Member Avatar for brakeb

I have been beating my head into the desk with this issue, and I don't think it's a simple 'uniq' or 'sort' issue.

I have a file, with many duplicate values in them.

File

dog
dog
cat
owl
owl
turkey
weasel
giraffe
giraffe
rooster

The output I am looking for would only have the following from the above file:

Output:

cat
turkey
weasel
rooster

Everything I've found so far either removes all the dupes, and keeping one copy of 'owl' or 'dog', which is not what I need. If it's duplicated, I don't want it at all in the output. The file I have is one I've merged from two other files, and they have nearly 50,000 lines in each one, so you can understand why it takes so long.
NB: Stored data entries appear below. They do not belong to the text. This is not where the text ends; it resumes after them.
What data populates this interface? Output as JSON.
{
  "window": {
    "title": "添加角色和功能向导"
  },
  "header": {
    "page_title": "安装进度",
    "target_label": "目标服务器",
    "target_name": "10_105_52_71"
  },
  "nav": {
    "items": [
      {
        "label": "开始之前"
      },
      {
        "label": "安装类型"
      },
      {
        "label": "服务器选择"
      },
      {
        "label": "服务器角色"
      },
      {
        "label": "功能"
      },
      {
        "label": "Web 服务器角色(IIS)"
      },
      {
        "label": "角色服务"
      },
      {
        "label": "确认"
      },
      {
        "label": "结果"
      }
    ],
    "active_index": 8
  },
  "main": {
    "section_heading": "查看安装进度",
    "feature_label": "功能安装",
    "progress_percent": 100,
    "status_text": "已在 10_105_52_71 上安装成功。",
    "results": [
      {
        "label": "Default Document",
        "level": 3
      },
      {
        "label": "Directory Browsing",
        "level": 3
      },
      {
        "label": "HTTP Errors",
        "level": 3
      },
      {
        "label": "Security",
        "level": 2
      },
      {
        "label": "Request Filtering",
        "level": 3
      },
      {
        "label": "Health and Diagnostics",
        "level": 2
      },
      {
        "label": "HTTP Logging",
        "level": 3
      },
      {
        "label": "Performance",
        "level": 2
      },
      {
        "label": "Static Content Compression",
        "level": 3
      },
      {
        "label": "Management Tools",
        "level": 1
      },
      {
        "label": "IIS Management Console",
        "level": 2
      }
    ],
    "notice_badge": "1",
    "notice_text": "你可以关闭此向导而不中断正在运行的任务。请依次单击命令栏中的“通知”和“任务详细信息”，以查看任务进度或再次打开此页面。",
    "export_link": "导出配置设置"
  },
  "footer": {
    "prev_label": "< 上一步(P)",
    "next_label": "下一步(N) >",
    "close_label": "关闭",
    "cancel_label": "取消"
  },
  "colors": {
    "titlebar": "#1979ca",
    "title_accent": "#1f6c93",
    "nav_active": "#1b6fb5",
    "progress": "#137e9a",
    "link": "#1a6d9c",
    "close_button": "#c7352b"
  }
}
I could do this simply in C, C++, or Java. You keep a map of where the key is the data, and the value is the number of times you have seen it. With each input, you look up the data in the map. If not found, then you add a new item with a value of 1. If found, you can increment the value. When done reading the data, you walk through the map, and only output those with a value of 1.

Maps are normal constructs for C++ and Java. For C you would use a structure with a character array (or pointer) for the data, and an integer for the value, and use an array of these structs to substitute for a map.

Member Avatar for brakeb

So it's going to be way more complicated than I thought :( Guess I'll stick with the spreadsheet method. I'm under a bit of a time crunch.

Thank you anyway.

You can easily do this in a shell. If your file is named foo.in then you would get what you want with:

sort foo.in | 
   uniq -c | 
   awk '($1 == 1) {print $2}'

This gives you the entries that occur exactly once in the input file.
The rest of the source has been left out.